Внезапно гоблин отвернулся от нее и побежал через всю комнату, по-прежнему на всех четырех лапах, как бы намереваясь протаранить головой стену. К моему изумлению, он вместо этого вскарабкался по стене, легко пересек комнату под потолком, быстрый, как таракан, развернулся на смежную стену, пересек ее наполовину и снова очутился на полу, замерев наконец перед связанной женщиной и поднявшись на задние лапы.

Зимняя стужа проникла в глубь меня и унесла тепло из крови.

Я знал, что гоблины быстрее и проворнее многих людей — по крайней мере, людей, не наделенных моими сверхъестественными способностями, — но мне никогда не доводилось наблюдать подобного представления. Возможно, потому, что я редко видел гоблинов в уединении их жилищ, где они, может быть, постоянно ходят по стенке, — откуда мне знать. А в тех случаях, когда я убивал этот род, я обычно убивал быстро, не оставляя им возможности ускользнуть по стенам и потолкам, оказаться вне моей досягаемости.

Я думал, что знаю о них все, но сейчас я снова был поражен. Это обеспокоило и встревожило меня, потому что я не мог не задаться вопросом: какие еще скрытые возможности имеются у них? Еще одна подобная неожиданность, которая свалится мне на голову в самый неподходящий момент, может стоить мне жизни.

Я был серьезно и основательно напуган.

Но испугался я не только дьявольской способности гоблинов карабкаться на стены, точно ящерица: я боялся еще и за женщину, прикованную наручниками к спинке стула. Спустившись со стены и встав на ноги, гоблин открыл моему взгляду еще кое-что, чего я прежде не видел, — отвратительный фаллос, длинный, около фута, торчащий из чешуйчатого обвислого мешка, в котором он прятался в невозбужденном состоянии. Он был изогнутый, как сабля, толстый и порочно остроконечный.

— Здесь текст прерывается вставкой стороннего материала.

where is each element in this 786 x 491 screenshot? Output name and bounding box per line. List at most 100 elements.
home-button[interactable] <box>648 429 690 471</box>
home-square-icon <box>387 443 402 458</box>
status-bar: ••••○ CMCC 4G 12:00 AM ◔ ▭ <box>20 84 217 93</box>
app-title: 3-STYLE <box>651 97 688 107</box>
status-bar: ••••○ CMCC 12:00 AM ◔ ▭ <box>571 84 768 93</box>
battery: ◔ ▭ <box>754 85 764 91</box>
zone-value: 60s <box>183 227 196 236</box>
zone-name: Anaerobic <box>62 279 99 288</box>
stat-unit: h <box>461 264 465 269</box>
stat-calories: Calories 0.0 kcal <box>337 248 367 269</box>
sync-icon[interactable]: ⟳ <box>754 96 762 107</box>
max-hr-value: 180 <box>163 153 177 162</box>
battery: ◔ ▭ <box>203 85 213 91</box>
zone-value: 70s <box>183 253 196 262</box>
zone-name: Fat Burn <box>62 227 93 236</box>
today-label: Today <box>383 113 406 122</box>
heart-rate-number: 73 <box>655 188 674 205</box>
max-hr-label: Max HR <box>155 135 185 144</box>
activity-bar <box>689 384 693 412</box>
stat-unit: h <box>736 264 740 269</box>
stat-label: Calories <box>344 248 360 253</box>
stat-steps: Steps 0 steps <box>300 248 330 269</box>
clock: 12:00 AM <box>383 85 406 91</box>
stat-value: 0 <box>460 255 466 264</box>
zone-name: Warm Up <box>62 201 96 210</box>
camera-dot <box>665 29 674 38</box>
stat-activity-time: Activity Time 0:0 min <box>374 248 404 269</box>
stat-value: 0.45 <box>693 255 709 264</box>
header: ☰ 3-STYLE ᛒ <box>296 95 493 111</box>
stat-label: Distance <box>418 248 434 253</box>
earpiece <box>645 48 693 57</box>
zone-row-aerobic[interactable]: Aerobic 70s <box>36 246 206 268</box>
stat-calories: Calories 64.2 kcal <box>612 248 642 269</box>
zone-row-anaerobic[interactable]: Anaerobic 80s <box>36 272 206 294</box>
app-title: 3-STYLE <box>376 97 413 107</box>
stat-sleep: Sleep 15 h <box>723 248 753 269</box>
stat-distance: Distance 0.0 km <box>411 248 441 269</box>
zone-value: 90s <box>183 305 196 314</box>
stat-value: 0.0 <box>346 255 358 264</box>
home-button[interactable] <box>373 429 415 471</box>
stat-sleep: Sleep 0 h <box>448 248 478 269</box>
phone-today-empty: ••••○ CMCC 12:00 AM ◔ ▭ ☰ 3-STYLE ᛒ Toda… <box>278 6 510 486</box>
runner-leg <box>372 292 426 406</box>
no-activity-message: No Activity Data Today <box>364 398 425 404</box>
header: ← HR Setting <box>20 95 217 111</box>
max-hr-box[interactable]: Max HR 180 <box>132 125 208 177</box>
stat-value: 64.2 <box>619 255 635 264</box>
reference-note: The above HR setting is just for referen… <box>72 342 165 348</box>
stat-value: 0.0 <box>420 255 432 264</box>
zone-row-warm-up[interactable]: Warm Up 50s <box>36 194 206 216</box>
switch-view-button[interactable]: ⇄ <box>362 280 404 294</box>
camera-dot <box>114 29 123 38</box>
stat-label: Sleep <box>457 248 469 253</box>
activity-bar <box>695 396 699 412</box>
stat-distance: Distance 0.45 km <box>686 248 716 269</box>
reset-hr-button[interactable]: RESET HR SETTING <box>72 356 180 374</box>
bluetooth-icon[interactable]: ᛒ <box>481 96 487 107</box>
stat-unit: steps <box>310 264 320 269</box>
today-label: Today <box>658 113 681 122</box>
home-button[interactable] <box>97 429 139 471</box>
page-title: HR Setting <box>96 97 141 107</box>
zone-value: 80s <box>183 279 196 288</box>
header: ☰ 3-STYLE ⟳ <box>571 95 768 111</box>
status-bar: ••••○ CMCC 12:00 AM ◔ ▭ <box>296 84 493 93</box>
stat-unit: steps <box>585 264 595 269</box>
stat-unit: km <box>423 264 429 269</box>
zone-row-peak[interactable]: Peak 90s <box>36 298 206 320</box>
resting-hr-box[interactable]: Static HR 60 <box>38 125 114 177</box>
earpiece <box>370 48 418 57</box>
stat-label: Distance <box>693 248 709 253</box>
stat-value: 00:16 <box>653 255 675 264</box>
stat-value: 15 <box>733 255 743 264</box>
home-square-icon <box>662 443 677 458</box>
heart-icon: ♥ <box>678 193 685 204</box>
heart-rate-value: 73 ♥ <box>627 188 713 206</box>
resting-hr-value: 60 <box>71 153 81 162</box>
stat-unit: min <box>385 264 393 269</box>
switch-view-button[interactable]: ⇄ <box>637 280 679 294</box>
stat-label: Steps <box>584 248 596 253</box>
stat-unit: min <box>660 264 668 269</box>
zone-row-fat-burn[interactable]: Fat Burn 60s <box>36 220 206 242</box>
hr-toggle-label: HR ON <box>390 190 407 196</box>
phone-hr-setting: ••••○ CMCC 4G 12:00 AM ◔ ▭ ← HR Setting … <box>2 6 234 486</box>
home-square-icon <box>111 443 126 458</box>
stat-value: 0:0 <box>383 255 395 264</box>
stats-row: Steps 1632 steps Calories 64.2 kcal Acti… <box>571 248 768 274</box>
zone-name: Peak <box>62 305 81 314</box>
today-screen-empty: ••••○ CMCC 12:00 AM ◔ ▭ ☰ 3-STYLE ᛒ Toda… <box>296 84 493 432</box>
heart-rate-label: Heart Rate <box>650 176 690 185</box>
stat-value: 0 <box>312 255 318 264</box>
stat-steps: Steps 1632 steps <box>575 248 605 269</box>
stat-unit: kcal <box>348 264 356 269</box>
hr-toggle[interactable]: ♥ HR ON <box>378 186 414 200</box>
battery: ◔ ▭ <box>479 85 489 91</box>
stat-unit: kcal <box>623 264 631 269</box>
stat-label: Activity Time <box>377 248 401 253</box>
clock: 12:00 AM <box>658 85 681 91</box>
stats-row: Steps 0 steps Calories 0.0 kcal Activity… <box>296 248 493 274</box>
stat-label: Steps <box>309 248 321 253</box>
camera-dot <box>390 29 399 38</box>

Тварь намеревалась изнасиловать женщину прежде, чем разорвать ее в клочья когтями и зубами. Очевидно, гоблин решил овладеть ею в своем чудовищном облике, а не в обличье человека, поскольку в этом случае ее ужас будет сочнее, ее полнейшая безнадежность приобретет изысканную пикантность. Им не могло двигать желание оплодотворить ее — чужое семя не оплодотворило бы человеческое лоно.

К тому же жестокое убийство было неизбежным и очевидным. Почувствовав внезапную болезненную слабость, я вдруг понял, почему в этой комнате не было мебели, почему она так отличалась от остальных комнат в доме и что за ржаво-коричневые пятна слой за слоем покрывали пол и стены. Это была скотобойня, место для разделки туш. И других женщин приводили сюда, выставляли на осмеяние, на забаву, устрашали и унижали, а затем разрывали на куски просто ради удовольствия. Не только женщин. И мужчин. И детей.